Pada tahun 2017, Tentara Pembebasan Rakyat membuka pangkalan angkatan laut luar negeri pertamanya di Djibouti, di selat Bab-el-Mandeb di lepas pantai Tanduk Afrika, tempat 30 persen pelayaran dunia melintas menuju dan dari Terusan Suez . Ketika pinjaman China yang diperkirakan sebesar $1.5 miliar mulai bermasalah, ada sedikit penundaan dalam menyetujui persyaratan yang direvisi.

“Ketika itu penting, mereka menyelesaikannya,” kata Anna Gelpern, peneliti senior di Peterson Institute for International Economics. Namun, dia menambahkan: “Mereka tidak berinvestasi dalam institusi yang ada, karena mereka tidak ada saat didirikan.”

Mark Sobel, mantan perwakilan AS di IMF, melangkah lebih jauh. China tahu "penuh dan baik" bahwa tuntutannya atas status kreditur pilihan bukanlah permulaan. Tapi itu "terus mengejar argumen ini sebagai taktik penundaan lain untuk menghindari tanggung jawab atas pinjaman bilateralnya yang besar dan tidak berkelanjutan".

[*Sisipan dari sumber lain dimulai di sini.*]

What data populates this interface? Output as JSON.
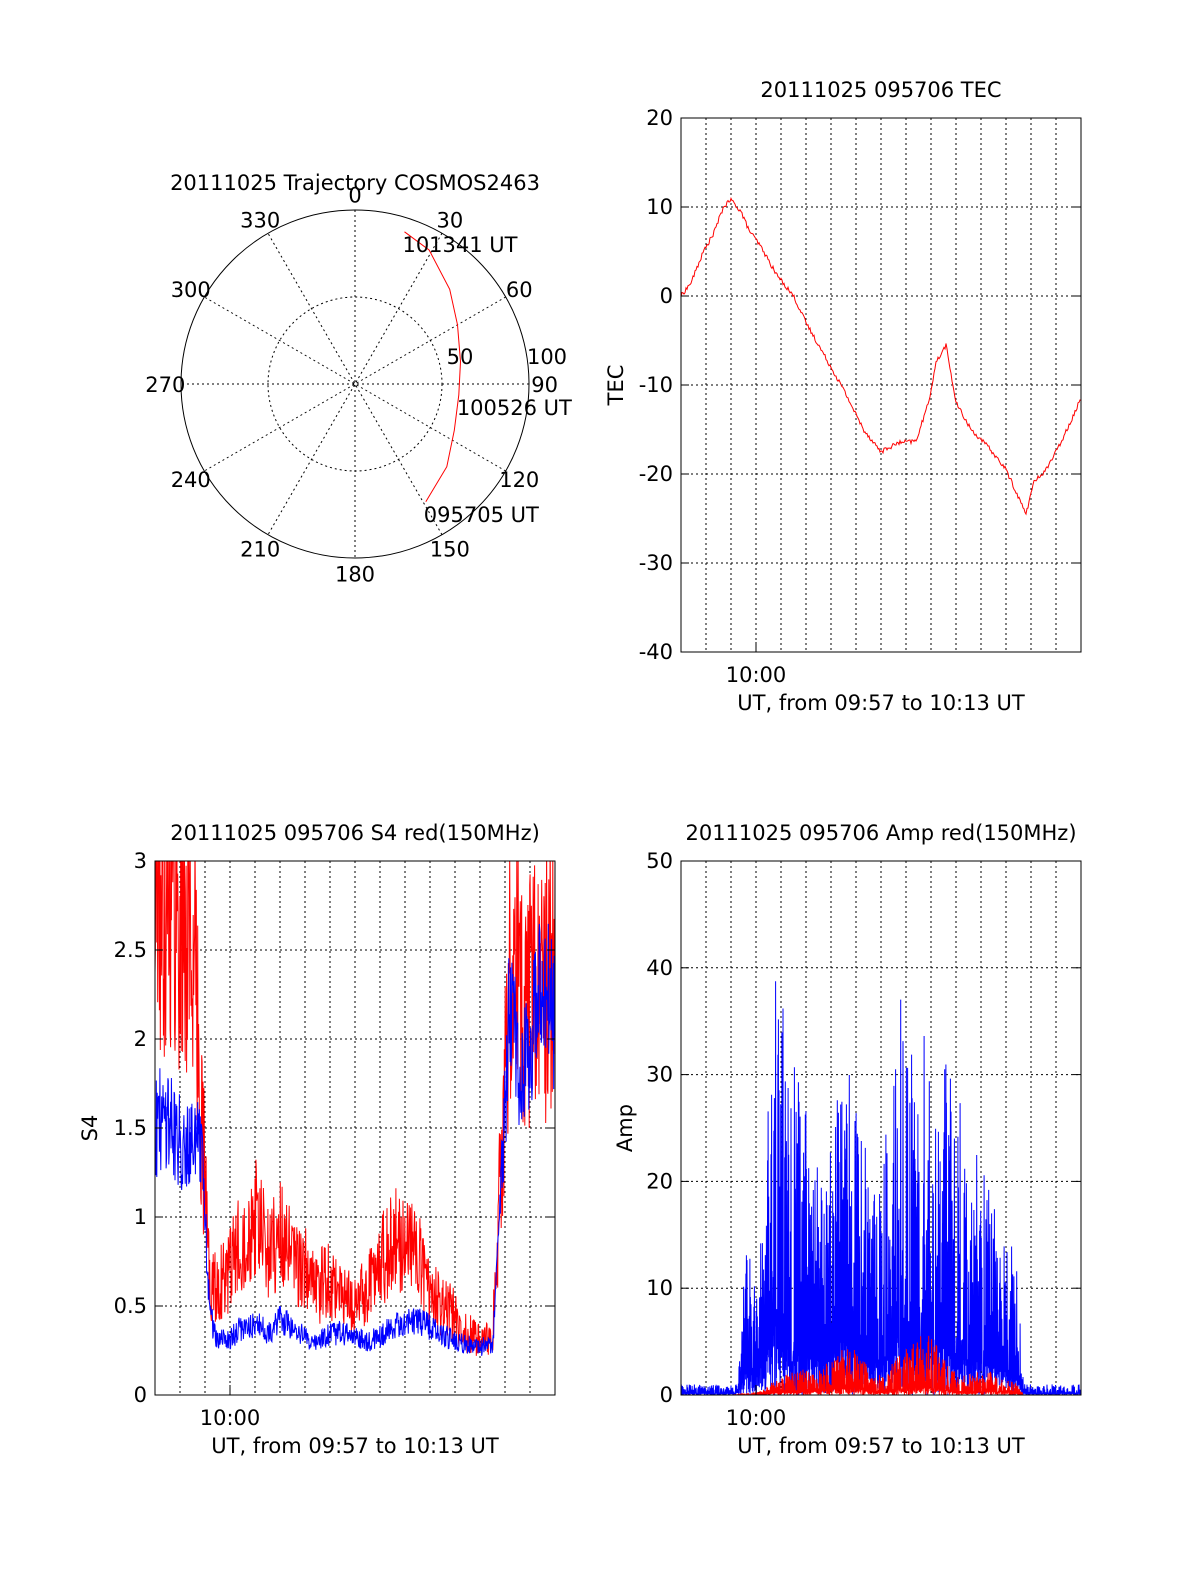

Dengan hubungan AS-Tiongkok yang paling buruk dalam beberapa dekade, hanya ada sedikit alasan untuk mengharapkan hal ini berubah. Pengamat China berpikir apa pun yang dikatakan Yellen di India selama dua hari ke depan mungkin terbukti sia-sia.

Yu Jie, rekan peneliti senior untuk China di wadah pemikir urusan internasional Chatham House, mengatakan Beijing akan selalu mengejar hasil terbaik untuk dirinya sendiri daripada tindakan kolektif. "Itu selalu menjadi cara dan itu tidak akan pernah berubah."